Add batch support [#1289754]

Comment #1

danielb CreditAttribution: danielb commented 24 September 2011 at 15:37

#1273826: Add VBO / Actions support is postponed on this.

Log in or register to post comments

Comment #2

bojanz CreditAttribution: bojanz commented 26 September 2011 at 14:37

This should work by opening a file when export starts, and appending each node. That's how the "Create an archive of selected files" in VBO changed from 6.x to 7.x

Log in or register to post comments

Comment #3

danielb CreditAttribution: danielb commented 27 September 2011 at 02:23

Disagreed. We cannot assume output will be in a file. Also the method of simply 'appending' to previous code will be unsuitable for most (all?) output formats.

Log in or register to post comments

Comment #4

bojanz CreditAttribution: bojanz commented 27 September 2011 at 07:42

How else are you going to batch the export then, without saving the output of each batch? I see no other way.

Log in or register to post comments

Comment #5

danielb CreditAttribution: danielb commented 27 September 2011 at 07:56

My plan isn't great, but it would involve working out the code for the one batch of nodes, each node separately, and storing it in the database, to be fetched later when the final result is delivered. So there's still an overhead at the end which is proportional to how much code is being output, which is still going to give us an upper limit on how much can be done.

Problem is the functionality that 'glues' it all together, and does things like CSV headers, has to all be done at once, and preferably once the node data has been 'looked at' - so this has to be done at the end.
Some of the formats, like serialize() may have to be changed a bit to make this work.

The import would have to do the reverse, and split up the incoming code into the code for each node, then the batches can convert each of those pieces of code into the nodes.

But there should also be a way to bypass the batching as some callers will not be able to support this, specifically things like hook_node_operations cannot associate what happens to each node with the other nodes in the operation.

Log in or register to post comments

Comment #6

bojanz CreditAttribution: bojanz commented 27 September 2011 at 14:35

I think you will gain very little by doing that.

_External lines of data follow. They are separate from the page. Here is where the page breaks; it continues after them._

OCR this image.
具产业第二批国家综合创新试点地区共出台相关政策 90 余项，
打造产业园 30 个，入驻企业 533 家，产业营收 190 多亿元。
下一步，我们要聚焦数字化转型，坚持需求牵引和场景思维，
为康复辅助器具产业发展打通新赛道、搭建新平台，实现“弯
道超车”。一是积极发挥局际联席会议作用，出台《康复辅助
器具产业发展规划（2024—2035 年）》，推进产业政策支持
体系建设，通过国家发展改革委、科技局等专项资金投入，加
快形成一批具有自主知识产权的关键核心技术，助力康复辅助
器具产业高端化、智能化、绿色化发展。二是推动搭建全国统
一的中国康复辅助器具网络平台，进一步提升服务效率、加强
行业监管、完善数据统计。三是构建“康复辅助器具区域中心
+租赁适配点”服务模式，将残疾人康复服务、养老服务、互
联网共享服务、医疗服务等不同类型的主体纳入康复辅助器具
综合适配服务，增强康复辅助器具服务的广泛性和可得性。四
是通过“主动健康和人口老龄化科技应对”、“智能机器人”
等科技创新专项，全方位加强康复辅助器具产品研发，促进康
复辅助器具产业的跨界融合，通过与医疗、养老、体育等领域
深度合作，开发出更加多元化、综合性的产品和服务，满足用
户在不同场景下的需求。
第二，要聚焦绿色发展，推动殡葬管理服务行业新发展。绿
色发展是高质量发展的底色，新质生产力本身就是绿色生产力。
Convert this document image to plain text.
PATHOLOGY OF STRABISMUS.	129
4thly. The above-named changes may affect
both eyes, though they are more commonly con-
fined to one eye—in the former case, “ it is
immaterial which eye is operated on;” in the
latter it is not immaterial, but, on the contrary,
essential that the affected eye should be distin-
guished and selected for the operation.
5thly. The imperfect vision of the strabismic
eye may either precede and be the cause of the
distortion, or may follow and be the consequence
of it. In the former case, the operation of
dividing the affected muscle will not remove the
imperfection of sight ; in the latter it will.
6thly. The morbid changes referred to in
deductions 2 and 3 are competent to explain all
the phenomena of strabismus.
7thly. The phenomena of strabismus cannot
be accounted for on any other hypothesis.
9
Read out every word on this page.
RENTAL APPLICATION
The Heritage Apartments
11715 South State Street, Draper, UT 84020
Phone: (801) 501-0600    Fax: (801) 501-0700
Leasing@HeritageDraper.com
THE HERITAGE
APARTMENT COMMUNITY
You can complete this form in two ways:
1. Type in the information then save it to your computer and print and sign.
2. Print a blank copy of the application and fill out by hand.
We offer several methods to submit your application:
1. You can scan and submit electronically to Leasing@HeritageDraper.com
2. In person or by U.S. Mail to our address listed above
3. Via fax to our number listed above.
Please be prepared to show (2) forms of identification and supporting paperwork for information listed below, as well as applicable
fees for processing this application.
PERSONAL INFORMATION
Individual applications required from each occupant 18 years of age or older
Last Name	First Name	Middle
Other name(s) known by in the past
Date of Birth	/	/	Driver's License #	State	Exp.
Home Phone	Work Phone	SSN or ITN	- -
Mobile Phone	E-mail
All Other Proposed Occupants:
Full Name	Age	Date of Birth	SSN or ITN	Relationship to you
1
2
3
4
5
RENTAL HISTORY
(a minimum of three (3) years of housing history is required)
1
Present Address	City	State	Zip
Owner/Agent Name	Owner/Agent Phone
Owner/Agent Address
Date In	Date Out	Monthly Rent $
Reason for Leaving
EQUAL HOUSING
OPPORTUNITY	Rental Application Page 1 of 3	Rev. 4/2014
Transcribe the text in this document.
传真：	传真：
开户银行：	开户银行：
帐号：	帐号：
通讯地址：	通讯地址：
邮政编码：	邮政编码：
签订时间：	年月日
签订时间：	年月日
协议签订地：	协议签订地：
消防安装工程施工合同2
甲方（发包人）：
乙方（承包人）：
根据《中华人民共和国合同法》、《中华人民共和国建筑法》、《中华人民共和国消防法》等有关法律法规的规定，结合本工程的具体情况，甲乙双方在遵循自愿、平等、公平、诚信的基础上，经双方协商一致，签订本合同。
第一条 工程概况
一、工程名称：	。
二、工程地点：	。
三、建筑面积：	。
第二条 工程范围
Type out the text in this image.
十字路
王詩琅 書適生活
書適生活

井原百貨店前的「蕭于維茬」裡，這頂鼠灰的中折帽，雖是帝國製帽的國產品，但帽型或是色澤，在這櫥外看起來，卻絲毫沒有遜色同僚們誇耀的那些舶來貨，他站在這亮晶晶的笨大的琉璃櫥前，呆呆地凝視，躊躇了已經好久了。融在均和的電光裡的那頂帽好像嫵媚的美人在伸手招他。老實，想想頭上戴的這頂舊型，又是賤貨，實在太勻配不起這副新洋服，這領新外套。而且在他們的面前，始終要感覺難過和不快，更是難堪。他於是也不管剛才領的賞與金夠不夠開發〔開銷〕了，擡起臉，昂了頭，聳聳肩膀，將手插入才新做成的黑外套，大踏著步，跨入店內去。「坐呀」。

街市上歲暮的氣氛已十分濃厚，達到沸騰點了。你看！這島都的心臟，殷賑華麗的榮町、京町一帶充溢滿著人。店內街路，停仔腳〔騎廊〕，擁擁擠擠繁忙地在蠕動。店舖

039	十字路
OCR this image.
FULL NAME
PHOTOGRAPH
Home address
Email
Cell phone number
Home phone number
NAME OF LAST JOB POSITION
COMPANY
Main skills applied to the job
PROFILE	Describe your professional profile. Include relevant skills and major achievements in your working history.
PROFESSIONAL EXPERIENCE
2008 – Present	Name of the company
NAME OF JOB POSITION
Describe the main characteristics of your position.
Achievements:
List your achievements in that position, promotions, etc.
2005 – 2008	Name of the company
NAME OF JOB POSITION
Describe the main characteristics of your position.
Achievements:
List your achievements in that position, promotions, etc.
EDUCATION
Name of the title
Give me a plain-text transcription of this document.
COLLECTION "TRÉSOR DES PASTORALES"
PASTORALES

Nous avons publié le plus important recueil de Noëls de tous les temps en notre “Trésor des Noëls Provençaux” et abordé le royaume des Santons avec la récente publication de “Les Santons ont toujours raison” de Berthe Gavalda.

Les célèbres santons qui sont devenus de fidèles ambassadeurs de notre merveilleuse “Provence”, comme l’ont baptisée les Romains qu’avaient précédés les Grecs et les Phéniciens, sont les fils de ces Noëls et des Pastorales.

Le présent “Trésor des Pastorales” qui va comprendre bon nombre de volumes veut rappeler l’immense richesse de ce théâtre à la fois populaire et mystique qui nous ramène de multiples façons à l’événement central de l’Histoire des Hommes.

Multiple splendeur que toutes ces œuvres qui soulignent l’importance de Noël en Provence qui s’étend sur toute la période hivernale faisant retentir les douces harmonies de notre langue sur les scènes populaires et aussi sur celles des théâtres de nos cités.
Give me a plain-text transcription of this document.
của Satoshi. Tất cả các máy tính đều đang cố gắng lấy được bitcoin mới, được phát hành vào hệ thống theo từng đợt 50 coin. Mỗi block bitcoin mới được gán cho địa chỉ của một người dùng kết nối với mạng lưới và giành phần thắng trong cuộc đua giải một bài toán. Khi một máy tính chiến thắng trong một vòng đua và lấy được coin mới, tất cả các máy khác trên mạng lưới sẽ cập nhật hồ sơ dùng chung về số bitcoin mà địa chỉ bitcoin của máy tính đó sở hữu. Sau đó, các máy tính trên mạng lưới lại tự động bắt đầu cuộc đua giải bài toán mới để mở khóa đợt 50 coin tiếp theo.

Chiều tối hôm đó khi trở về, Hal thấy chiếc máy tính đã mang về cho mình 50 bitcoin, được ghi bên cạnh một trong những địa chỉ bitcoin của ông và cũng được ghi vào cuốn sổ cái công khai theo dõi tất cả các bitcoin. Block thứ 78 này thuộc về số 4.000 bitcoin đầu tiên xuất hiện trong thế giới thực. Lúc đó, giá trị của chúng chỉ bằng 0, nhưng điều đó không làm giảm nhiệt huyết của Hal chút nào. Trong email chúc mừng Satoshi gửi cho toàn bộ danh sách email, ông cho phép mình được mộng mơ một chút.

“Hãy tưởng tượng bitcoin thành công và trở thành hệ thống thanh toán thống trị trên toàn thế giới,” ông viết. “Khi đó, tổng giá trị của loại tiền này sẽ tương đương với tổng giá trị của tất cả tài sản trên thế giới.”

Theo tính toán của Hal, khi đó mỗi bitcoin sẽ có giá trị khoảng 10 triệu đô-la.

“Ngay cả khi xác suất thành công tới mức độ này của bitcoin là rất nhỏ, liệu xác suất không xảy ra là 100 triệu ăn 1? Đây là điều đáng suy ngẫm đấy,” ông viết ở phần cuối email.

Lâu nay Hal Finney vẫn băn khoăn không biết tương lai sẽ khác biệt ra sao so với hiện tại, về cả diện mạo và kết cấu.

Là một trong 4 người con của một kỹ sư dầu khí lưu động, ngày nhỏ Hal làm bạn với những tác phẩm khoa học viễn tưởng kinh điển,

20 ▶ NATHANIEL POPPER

You're still loading a lot of stuff from the database, so max_packets and memory_limit limitations still stand.
That's why I said you need the file.

Log in or register to post comments

Comment #7

danielb CreditAttribution: danielb commented 28 September 2011 at 01:44

In order to return the export to another function (for the integration modules), or to pass it to Drupal Render or Forms API in order to print it on a page, the export code is going to have to be put into a string at some point anyway, so there is always going to be that limit on how much you can do.

Anyways, I created this issue mainly with imports in mind, as that is where the bottleneck seems to be. I have heard a few complaints about limits being reached on imports - which implies they were able to export without any problems.
I don't think it's the amount of code in the string either; it's the fact that hundreds/thousands of $node objects are being created and saved on one request.

I don't want to rush into it though, and I'll have a good think about what you've said.

There's some sort of idea floating around in my head about passing information around purely as files, and using an iframe or javascript or something to display the contents if it needs to be shown, but it isn't fully baked yet.

Log in or register to post comments

Comment #8

danielb CreditAttribution: danielb commented 28 September 2011 at 09:23

Just realised that batching will also heavily affect node_export_relation, which will attempt to iterate through references all in one hit. Not sure how to get around that.

Log in or register to post comments

Comment #9

danielb CreditAttribution: danielb commented 28 September 2011 at 10:33

Category:

task

» feature

Log in or register to post comments

Comment #10

danielb CreditAttribution: danielb commented 5 December 2011 at 08:43

Status:

Active

» Postponed

Since it's is a pretty big change to accommodate this feature, I am postponing it for a future round of development. At this point I just want to focus on getting a full release for the 3.x branch.

Log in or register to post comments

Comment #11

danielb CreditAttribution: danielb commented 7 March 2016 at 03:06

Issue summary:

View changes

I think the way batching would work is that imported nodes are first stored as temporary data in the database. Any "after import" operations should occur on that stored data, rather than on data in memory. Then once all that is done the temporary data can be moved over into permanent storage. This way the heavy lifting can occur via cron/ajax and some kind of drush method as well.